Sonora, CA — Tuolumne County Administrator Craig Pedro gave a somewhat upbeat report about the county’s fiscal future.
Pedro stated that there is a sense that the local economy has begun to stabilize. He pointed out the investment of Sierra Pacific Industries, new retailers, expansion of businesses like Sandvik and Avalon Healthcare, increases in tourism, and the leveling of permit activity versus sharp declines of years past.
“Over the past five years, the community (public and private sector) have worked individually and collectively to make Tuolumne County a more attractive place for existing and new businesses to invest,” stated Pedro.
That said, Pedro was quick to point out that the economy is not fully healed, and projects a small county deficit in fiscal year 2012-13. He said the expectation is that there will be another 1-2 years of suppressed construction in the county, and declines in property valuations.

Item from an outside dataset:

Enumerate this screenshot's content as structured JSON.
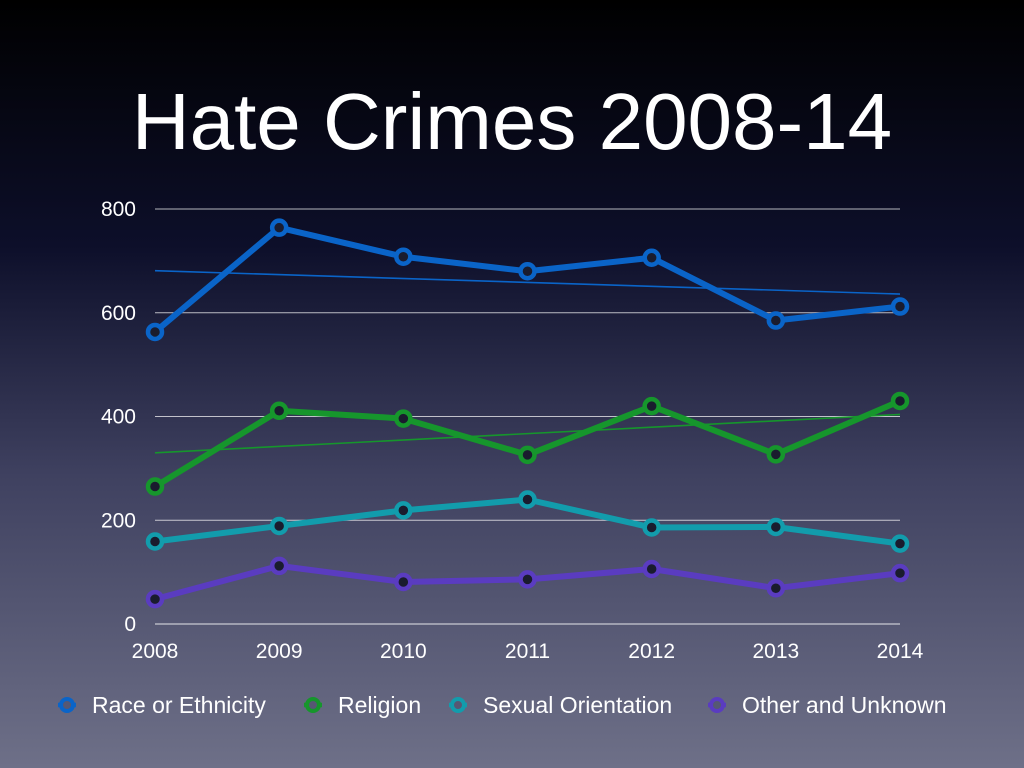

However, Pedro projects that Tuolumne County appears poised for improvements starting in late 2013 and early 2014. He cited various reports and forecasts from economic analysts. It was noted that construction activity has already started to pickup in the San Francisco Bay Area. Historically, economic recoveries start along the coast and slowly spread to the Central Valley and foothills.
Some of the highlights of Pedro’s multiyear forecast:
-Tuolumne County’s general revenues are expected to decrease in fiscal year 2012-13, stabilize in 2013-14, and begin modest overall growth in 2014-15.
-Property values and related tax receipts are anticipated to decline over the next two years (3% decrease in 2012-13 and 2% decrease in 2013-14), remain flat in 2014-15, and then start to grow in 2015-16.
-Other general revenues (sales tax, cable franchise fees and the transient occupancy tax) will continue to grow as the state and local economy improves.
Pedro recommended that the Board of Supervisors implement the following budget strategies:
1. Double-down on the county’s emphasis and commitment to economic development
2. Promote the county’s legislative platform (Secure Rural Schools renewal, turn J-59 over to the state, and encourage reforms related to prevailing wage)
3. Pursue key elements of the 5-year-plan (Fire and First Responder follow-through, Library Sustainability Plan, Recreation Sustainability Plan)
4. Continue to follow the Board of Supervisors adopted budget policies (Balance annual operating budgets without use of one-time money)
5. Follow the plan/strategies that have guided the county thus far (Economize whenever possible, eliminate services that the private sector can provide, streamline and cut costs by reorganization)
It was noted in the presentation that there are still many uncertainties that could alter the long-term forecast.
It is unknown whether the Governor’s proposed tax increases will be approved by voters in November, whether the President’s Healthcare Reforms will be overturned by the Supreme Court, whether the Secure Rural Schools legislation will be extended, if local voters approve the expansion of the Transient Occupancy Tax, how the European debt crisis will play out, the longevity of increasing gas prices, and so forth.
The budget report was approved by the Supervisors with a 5-0 vote.